Kansas City is in both states of Missouri and Kansas. It is near the center of the U.S. St. Louis has it's arch, representing the " Gateway to the West". But the terrain of Missouri is green and looks "eastern". It is not until we pass Kansas City, entering Kansas, that the terrain really starts to look "western".


Wichita, in Kansas, began as a stopover on the way westward. It is the world capital of aircraft manufacturing. When I was eight years old, not only was "Wichita Lineman" always on the radio but we moved to a city with an airport. I was taken to the airport one day and got a chance to look inside a Cessna Skyhawk, which must have been manufactured in Wichita.

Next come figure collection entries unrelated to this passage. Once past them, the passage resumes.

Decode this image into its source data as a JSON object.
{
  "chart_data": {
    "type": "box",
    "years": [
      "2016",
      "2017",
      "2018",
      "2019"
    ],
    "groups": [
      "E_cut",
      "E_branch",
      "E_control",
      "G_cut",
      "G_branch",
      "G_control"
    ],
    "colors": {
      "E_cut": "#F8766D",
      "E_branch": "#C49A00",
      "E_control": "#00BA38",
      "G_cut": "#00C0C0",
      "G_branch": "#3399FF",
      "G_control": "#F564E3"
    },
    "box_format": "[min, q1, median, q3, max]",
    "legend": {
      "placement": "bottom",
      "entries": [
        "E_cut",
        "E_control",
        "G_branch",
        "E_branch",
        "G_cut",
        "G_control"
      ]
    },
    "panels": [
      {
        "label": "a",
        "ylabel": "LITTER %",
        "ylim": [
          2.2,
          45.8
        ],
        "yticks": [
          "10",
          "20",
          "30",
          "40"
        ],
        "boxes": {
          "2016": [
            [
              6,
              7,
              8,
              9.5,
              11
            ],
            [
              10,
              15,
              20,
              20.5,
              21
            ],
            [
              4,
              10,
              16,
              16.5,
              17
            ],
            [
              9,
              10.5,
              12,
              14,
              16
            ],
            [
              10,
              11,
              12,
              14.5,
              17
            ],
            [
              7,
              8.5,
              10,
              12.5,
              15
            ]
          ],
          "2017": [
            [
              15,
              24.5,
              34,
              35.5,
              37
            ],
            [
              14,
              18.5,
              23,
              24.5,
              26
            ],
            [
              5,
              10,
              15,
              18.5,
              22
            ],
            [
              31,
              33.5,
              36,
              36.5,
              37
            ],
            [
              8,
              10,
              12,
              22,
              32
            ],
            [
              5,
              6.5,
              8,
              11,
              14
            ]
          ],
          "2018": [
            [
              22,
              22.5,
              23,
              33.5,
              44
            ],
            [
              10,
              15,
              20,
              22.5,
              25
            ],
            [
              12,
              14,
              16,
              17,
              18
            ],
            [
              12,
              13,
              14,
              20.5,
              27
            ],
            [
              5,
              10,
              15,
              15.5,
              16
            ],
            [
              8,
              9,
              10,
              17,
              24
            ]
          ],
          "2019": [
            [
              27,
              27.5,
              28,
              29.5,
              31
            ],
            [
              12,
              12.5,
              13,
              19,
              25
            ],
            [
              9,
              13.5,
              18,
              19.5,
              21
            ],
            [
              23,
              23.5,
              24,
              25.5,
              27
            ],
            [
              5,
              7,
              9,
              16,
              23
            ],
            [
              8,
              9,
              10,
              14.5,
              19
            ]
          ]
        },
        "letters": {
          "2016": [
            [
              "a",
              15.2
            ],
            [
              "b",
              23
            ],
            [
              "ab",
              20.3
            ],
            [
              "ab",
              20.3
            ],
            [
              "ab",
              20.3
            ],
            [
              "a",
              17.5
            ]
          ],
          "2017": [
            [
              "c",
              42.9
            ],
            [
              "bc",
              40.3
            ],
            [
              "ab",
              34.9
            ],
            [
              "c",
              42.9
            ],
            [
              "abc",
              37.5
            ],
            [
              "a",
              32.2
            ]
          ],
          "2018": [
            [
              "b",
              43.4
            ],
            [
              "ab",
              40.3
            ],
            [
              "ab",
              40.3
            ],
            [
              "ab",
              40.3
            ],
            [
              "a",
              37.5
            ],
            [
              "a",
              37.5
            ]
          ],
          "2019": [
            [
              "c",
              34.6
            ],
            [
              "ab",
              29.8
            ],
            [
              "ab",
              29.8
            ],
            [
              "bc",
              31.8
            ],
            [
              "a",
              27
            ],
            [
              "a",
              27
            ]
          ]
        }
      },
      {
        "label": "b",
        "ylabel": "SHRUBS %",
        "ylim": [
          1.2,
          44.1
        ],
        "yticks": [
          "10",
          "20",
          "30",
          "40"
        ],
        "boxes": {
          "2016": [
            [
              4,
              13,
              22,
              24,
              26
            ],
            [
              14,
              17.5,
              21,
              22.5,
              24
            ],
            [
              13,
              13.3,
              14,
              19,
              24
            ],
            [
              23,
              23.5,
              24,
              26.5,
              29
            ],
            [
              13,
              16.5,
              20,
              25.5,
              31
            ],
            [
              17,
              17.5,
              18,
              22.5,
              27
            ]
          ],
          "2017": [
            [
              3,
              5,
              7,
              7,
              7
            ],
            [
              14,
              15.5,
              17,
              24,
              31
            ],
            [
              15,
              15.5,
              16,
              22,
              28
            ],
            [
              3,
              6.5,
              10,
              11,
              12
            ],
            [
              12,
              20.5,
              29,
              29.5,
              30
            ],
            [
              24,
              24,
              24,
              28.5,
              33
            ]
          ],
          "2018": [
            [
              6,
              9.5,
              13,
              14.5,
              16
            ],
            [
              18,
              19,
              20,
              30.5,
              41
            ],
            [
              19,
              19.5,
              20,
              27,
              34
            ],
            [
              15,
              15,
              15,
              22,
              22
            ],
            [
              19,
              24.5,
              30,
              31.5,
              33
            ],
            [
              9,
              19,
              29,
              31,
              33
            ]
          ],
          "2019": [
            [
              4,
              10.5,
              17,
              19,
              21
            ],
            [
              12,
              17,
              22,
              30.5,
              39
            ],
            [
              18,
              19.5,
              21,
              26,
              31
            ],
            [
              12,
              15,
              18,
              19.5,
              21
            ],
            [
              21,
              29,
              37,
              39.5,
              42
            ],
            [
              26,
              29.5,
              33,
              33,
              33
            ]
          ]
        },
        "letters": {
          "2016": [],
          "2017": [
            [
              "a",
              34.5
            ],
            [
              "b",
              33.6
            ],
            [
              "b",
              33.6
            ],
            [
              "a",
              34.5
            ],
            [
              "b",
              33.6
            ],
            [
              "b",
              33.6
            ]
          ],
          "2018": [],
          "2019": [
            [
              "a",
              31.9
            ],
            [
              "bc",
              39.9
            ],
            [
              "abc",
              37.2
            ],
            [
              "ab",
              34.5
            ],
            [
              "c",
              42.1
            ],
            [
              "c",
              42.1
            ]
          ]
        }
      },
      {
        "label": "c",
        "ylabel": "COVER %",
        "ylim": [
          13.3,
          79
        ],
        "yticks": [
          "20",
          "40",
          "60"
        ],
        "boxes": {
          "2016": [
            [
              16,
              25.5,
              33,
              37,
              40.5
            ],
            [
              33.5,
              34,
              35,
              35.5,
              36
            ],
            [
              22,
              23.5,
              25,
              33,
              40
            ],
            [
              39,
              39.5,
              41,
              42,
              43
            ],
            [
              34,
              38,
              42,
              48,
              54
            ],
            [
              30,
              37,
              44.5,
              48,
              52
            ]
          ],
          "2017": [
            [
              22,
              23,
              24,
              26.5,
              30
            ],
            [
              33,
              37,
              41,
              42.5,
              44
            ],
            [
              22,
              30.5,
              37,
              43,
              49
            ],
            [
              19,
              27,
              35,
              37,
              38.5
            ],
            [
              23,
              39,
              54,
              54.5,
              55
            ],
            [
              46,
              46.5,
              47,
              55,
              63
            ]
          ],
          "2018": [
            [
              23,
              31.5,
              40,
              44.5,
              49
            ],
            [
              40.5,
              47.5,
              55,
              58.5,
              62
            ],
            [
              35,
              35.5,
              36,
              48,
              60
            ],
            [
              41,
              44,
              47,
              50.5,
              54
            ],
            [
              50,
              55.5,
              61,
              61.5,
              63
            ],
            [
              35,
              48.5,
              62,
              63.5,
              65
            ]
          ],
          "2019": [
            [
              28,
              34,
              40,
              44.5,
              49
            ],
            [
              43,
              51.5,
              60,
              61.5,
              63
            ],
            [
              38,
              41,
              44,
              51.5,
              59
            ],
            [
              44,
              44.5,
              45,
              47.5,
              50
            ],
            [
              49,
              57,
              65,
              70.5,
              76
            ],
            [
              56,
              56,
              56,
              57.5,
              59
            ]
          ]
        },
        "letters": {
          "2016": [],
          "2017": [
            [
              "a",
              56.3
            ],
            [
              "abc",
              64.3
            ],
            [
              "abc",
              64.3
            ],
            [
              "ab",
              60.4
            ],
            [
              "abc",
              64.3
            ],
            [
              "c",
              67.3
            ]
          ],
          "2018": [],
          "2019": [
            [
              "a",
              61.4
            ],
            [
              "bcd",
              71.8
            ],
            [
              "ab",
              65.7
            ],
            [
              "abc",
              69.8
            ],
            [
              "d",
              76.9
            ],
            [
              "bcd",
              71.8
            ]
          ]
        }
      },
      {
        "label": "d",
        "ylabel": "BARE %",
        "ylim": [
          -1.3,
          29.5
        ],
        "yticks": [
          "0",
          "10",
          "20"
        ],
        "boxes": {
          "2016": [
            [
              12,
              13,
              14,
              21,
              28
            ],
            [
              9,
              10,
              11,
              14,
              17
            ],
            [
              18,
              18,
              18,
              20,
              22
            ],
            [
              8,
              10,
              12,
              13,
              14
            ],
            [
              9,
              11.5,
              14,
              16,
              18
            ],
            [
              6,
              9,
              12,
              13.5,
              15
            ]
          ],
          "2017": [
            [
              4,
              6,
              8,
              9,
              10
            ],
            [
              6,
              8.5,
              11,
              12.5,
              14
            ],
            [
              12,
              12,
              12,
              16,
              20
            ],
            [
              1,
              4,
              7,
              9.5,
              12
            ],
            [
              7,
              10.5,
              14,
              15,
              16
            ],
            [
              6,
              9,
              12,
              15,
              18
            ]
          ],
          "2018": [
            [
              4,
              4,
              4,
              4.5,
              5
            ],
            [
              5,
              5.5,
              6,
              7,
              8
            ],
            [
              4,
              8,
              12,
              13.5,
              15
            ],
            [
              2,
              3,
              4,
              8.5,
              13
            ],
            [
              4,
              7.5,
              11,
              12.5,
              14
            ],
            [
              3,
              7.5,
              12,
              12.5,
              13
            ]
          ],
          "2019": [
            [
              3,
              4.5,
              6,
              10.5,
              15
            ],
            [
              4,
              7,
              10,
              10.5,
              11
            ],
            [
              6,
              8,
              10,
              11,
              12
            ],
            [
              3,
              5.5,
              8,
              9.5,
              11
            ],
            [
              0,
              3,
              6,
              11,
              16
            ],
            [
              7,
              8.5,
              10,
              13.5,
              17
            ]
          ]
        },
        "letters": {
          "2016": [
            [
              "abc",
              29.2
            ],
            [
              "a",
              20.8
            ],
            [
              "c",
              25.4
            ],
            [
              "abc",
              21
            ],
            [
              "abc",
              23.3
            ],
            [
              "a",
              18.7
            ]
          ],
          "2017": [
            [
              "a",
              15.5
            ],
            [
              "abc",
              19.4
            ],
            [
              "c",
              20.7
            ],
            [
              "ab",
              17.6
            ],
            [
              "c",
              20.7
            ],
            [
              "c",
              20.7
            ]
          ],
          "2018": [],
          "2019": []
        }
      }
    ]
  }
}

Remember the unit of measure for vertical distances that I thought of, called a "Grav" for gravity. If we measure time in seconds then a grav is 16 feet. This is a very convenient distance to measure by because if we measure an altitude in gravs then the square root of that number is the number of seconds that a compact object would take to fall from that height to the ground, neglecting air resistance. Conversely, the square of the number of seconds that the fall takes gives us the altitude in gravs.

This is Wichita.


Omaha, in the state of Nebraska, was, like Chicago, a great center of meatpacking.


Des Moines, in Iowa, originated with a French fort.


Milwaukee, in the state of Wisconsin, is to wheat what Chicago and Omaha are to beef. Wheat was shipped from Milwaukee out onto the Great Lakes. Before the opening of the Welland Canal the furthest east that a ship could go from Milwaukee was to Buffalo. The grain silos on Buffalo's Lake Erie waterfront held and processed great amounts of wheat from Milwaukee.

Milwaukee is also known for it's breweries. It was a focal point of German immigration, for whom beer was a necessity.


Fargo, in North Dakota, is named for one of the founders of Wells Fargo Bank. William Fargo was once mayor of Buffalo, NY. He had a mansion in Buffalo but it has been demolished.